Über einhundert Teilnehmer*innen aus Wirtschaft, Wissenschaft, Zivilgesellschaft, Gewerkschaften und Politik kamen zusammen, um darüber zu diskutieren, wie sich Transparenz in der tieferen Lieferkette herstellen lässt – insbesondere in Staaten, die Arbeits- und Sozialstandards nur unzureichend umsetzen oder sogar selbst systematisch Menschenrechte verletzen.
Die Ergebnisse und Erkenntnisse der Veranstaltung wurden hier veröffentlicht und werden in die weitere Arbeit des Branchendialogs Automobilindustrie einfließen.
Gesprächsrunde „Lieferkettentransparenz im Wettbewerb“ auf der branchenübergreifenden Fachveranstaltung am 27. Juni 2023 im Umweltforum in Berlin.
Im Fokus für 2024: Management der tieferen Lieferkette und Einbindung von Rechteinhabenden
Für 2024 haben sich die Mitglieder des Branchendialogs dazu bekannt, ambitionierte Maßnahmenpläne zu erarbeiten – auf individueller Unternehmensebene oder auch auf kollektiver Ebene.

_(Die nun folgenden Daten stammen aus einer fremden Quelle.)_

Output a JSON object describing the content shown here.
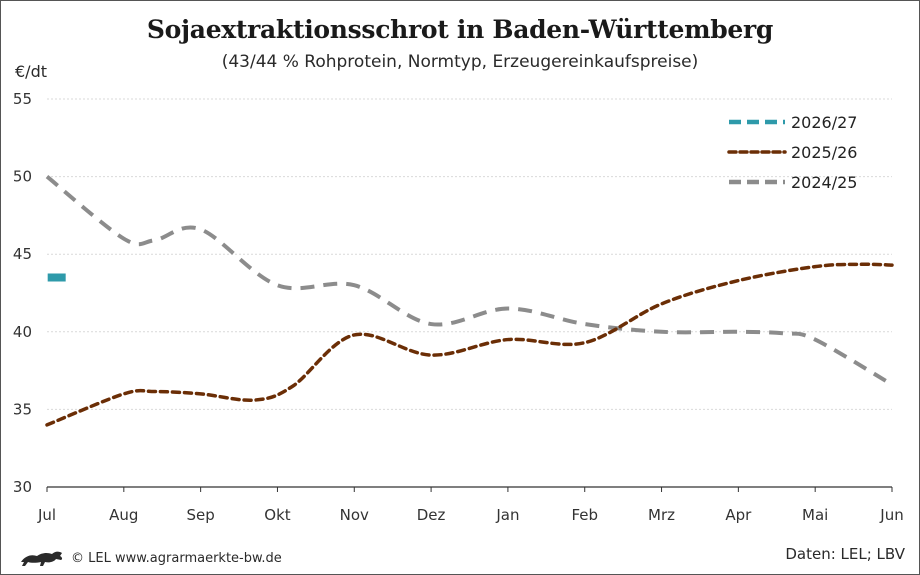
{
  "header": {
    "title": "Sojaextraktionsschrot in Baden-Württemberg",
    "subtitle": "(43/44 % Rohprotein, Normtyp, Erzeugereinkaufspreise)",
    "y_unit": "€/dt"
  },
  "footer": {
    "copyright": "© LEL www.agrarmaerkte-bw.de",
    "source": "Daten: LEL; LBV",
    "logo_icon": "lion-icon"
  },
  "chart_data": {
    "type": "line",
    "categories": [
      "Jul",
      "Aug",
      "Sep",
      "Okt",
      "Nov",
      "Dez",
      "Jan",
      "Feb",
      "Mrz",
      "Apr",
      "Mai",
      "Jun"
    ],
    "ylim": [
      30,
      55
    ],
    "yticks": [
      "30",
      "35",
      "40",
      "45",
      "50",
      "55"
    ],
    "grid": true,
    "legend_position": "top-right",
    "series": [
      {
        "name": "2026/27",
        "color": "#2e9aaa",
        "style": "dash",
        "points": [
          [
            0.1,
            43.5
          ]
        ]
      },
      {
        "name": "2025/26",
        "color": "#6b2e06",
        "style": "dot",
        "points": [
          [
            0,
            34.0
          ],
          [
            1,
            36.0
          ],
          [
            1.4,
            36.15
          ],
          [
            2,
            36.0
          ],
          [
            2.7,
            35.6
          ],
          [
            3.2,
            36.5
          ],
          [
            4,
            39.8
          ],
          [
            5,
            38.5
          ],
          [
            6,
            39.5
          ],
          [
            7,
            39.3
          ],
          [
            8,
            41.8
          ],
          [
            9,
            43.3
          ],
          [
            10,
            44.2
          ],
          [
            10.6,
            44.35
          ],
          [
            11,
            44.3
          ]
        ]
      },
      {
        "name": "2024/25",
        "color": "#8c8c8c",
        "style": "dash",
        "points": [
          [
            0,
            50.0
          ],
          [
            1,
            46.0
          ],
          [
            1.4,
            45.9
          ],
          [
            2,
            46.6
          ],
          [
            3,
            43.0
          ],
          [
            4,
            43.0
          ],
          [
            5,
            40.5
          ],
          [
            6,
            41.5
          ],
          [
            7,
            40.5
          ],
          [
            8,
            40.0
          ],
          [
            9,
            40.0
          ],
          [
            9.6,
            39.9
          ],
          [
            10,
            39.5
          ],
          [
            11,
            36.6
          ]
        ]
      }
    ]
  }
}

Dabei werden Sie sich an der Praxisanleitung für wirksame Präventions- und Abhilfemaßnahmen [PDF, 1MB] orientieren, die im Rahmen des Branchendialogs durch einen Dienstleister entwickelt wurde.
Zwei Themen stehen im Mittelpunkt: Zum einen wird es um das Management der tieferen Lieferkette gehen. Wie lässt sich mehr Transparenz hinsichtlich mittelbarer Zulieferer und insbesondere im Rohstoffabbau herstellen? Zum anderen wird sich der Branchendialog dezidiert mit der Frage beschäftigen, wie Unternehmen die Interessen der Rechteinhaber*innen, also der Mitarbeiter*innen oder Anwohner*innen von Produktionsstätten und Abbauunternehmen sowie deren Vertreter*innen berücksichtigen können. Wie lassen sich diese Stakeholder besser einbinden und welchen Einfluss haben die unterschiedlichen Akteur*innen und lokale Gemeinschaften vor Ort?
Diese und weitere Fragen gilt es zu beantworten und in konkrete Maßnahmen zu überführen. Der Branchendialog Automobilindustrie leistet dazu einen wichtigen Beitrag. Denn in den vergangenen Jahren hat sich gezeigt: Wer wirksame Maßnahmen umsetzen und eine spürbare Verbesserung der Menschenrechtslage erreichen will, muss den Schulterschluss mit allen relevanten Stakeholdern suchen.